The comment mentions that due to issues encountered in Linux, the model was saved in the root directory of "llama.cpp".
The !mv command then moves the quantized model, ggml-model-q4_0.gguf, from the root directory of "llama.cpp" to the "models" subdirectory.
Now, let's review the content of the eighteenth cell.

In [None]:
# now that the model is reformmatted and quantized, we can finally start using it
# a premade chat prompt is already included in the llama.cpp repositroy so we'll use it
# the examples require us to place the model inside the models folder (like we already have) but it also requires it inside another folder called 'llama-7b'. 
# we'll create the folder, move the model inside it and run the model with example

!mkdir models/llama-7b
!mv models/ggml-model-q4_0.gguf models/llama-7b/

Description:
This cell prepares the environment to use the quantized model by moving it to a specific directory structure required by the examples:

The initial comments explain that now that the model is reformatted and quantized, it's ready for use. The "llama.cpp" repository includes a premade chat prompt that the notebook intends to utilize.
The chat examples in the "llama.cpp" repository expect the model to be placed inside a folder named "llama-7b" within the "models" directory.
The !mkdir command creates the "llama-7b" folder inside the "models" directory.
The !mv command moves the quantized model ggml-model-q4_0.gguf into the newly created "llama-7b" directory.

In [None]:
# now just copy the below code and paste it into the terminal to chat with llama2-7b
./examples/chat.sh


# the example named the model bob through a prompt, but you can use other code to run your own prompt for example: 
./main -m models/llama-7b/ggml-model-q4_0.gguf -n -1 --color -r "User:" --in-prefix " " -i -p \
'User: Hi
AI: Hello. I am an AI chatbot. Would you like to talk?
User: Sure!
AI: What would you like to talk about?
User:'

#  copy and paste the above code in the terminal, make sure your in the llama.cpp folder when running

# Unfortunatly, you can't run the model in the notebook. if you try running it, it'll run and stay on but since the model requires input and this notebook doesn't have a way to
# send input to the terminal while it runs, its not possible.

Description:
This cell provides commands to chat with the "llama2-7b" model:

The initial comment instructs users to copy the ./examples/chat.sh command and execute it in a terminal to start a chat session with the model.
A note mentions that the provided example names the model as "bob" in the chat prompt.

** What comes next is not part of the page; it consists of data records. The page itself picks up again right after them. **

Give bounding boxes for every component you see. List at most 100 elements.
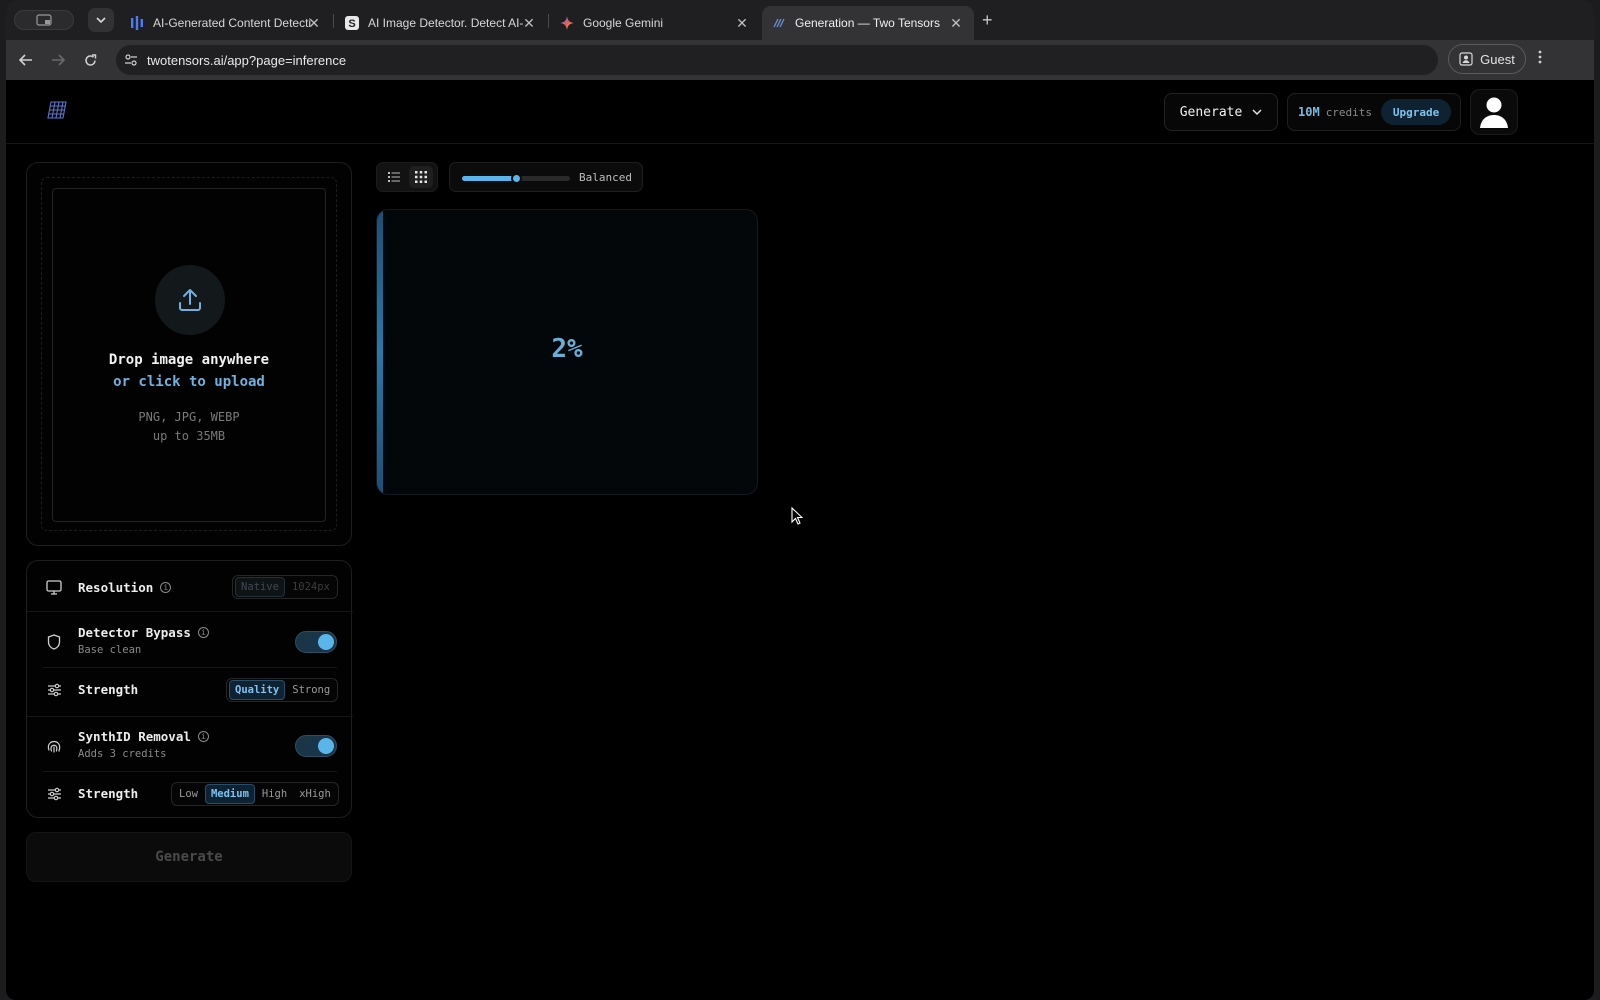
browser-menu-button[interactable] [1538, 50, 1542, 69]
user-icon [1480, 97, 1508, 128]
synthid-strength-label: Strength [78, 786, 139, 801]
upload-icon [179, 289, 201, 311]
forward-button[interactable] [48, 50, 68, 70]
upgrade-button[interactable]: Upgrade [1381, 99, 1452, 125]
detector-bypass-label-wrap: Detector Bypass i [78, 625, 209, 640]
credits-amount: 10M [1298, 105, 1320, 119]
balance-slider-track[interactable] [462, 173, 570, 184]
generation-progress-card[interactable]: 2% [376, 209, 758, 495]
size-limit: up to 35MB [152, 429, 226, 443]
upload-dropzone-frame: Drop image anywhere or click to upload P… [41, 177, 337, 531]
close-tab-icon[interactable]: ✕ [948, 15, 964, 32]
address-bar[interactable]: twotensors.ai/app?page=inference [116, 45, 1438, 75]
detector-bypass-row: Detector Bypass i Base clean [27, 623, 351, 659]
profile-button[interactable]: Guest [1448, 44, 1526, 74]
window-icon [36, 14, 52, 26]
toggle-knob [318, 738, 334, 754]
arrow-left-icon [19, 54, 32, 66]
resolution-option-native[interactable]: Native [235, 577, 285, 597]
credits-display: 10M credits Upgrade [1287, 93, 1461, 131]
strength-option-medium[interactable]: Medium [204, 784, 255, 804]
resolution-label-wrap: Resolution i [78, 579, 172, 595]
resolution-label: Resolution [78, 579, 154, 595]
mouse-cursor-icon [791, 506, 804, 530]
chevron-down-icon [96, 16, 106, 23]
tab-search-button[interactable] [88, 8, 114, 32]
generate-menu-dropdown[interactable]: Generate [1164, 93, 1278, 131]
resolution-selector[interactable]: Native 1024px [232, 575, 338, 599]
profile-label: Guest [1480, 51, 1515, 67]
profile-icon [1459, 52, 1473, 66]
credits-label: credits [1325, 105, 1373, 119]
bypass-strength-selector[interactable]: Quality Strong [226, 678, 339, 702]
dropzone-title: Drop image anywhere [108, 352, 270, 368]
balance-slider-thumb[interactable] [511, 173, 522, 184]
click-to-upload-link[interactable]: or click to upload [53, 374, 325, 390]
balance-slider-fill [462, 176, 516, 181]
reload-button[interactable] [80, 50, 100, 70]
close-tab-icon[interactable]: ✕ [734, 15, 750, 32]
strength-option-strong[interactable]: Strong [287, 681, 335, 699]
shield-icon [45, 633, 63, 651]
list-view-button[interactable] [382, 166, 406, 188]
site-settings-icon[interactable] [124, 53, 138, 67]
image-dropzone[interactable]: Drop image anywhere or click to upload P… [52, 188, 326, 522]
strength-option-high[interactable]: High [257, 785, 292, 803]
app-header: Generate 10M credits Upgrade [6, 80, 1594, 144]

However, if users want to customize the chat prompt, they can use an alternative command that specifies a different conversation format.
The ./main command provided is a more detailed way to start a chat session, specifying model parameters and an initial chat prompt. The given conversation format sets up an initial greeting between the user and the AI model.
A cautionary note clarifies that the model cannot be run directly in the notebook. This is because the model requires real-time user input, which can't be provided within the notebook's interface. Thus, users are encouraged to run the model in a terminal.
Let's move on to the content of the twentieth (and final) cell.

In [None]:
# you can run the model in the terminal and then run this block to see how gpu usage running the model takes. 
# acording to the info, it takes about 370MB of the GPU to run the model
!nvidia-smi

Description:
This cell allows users to monitor GPU usage while the model is running:

The comments suggest that after running the model in a terminal, users can execute this cell to observe the GPU resource utilization.
The provided information mentions that, based on previous observations, the model takes up about 370MB of the GPU memory when running.
The !nvidia-smi command, which we've seen earlier in the notebook, provides detailed statistics about the GPU's status, including memory usage, temperature, and more.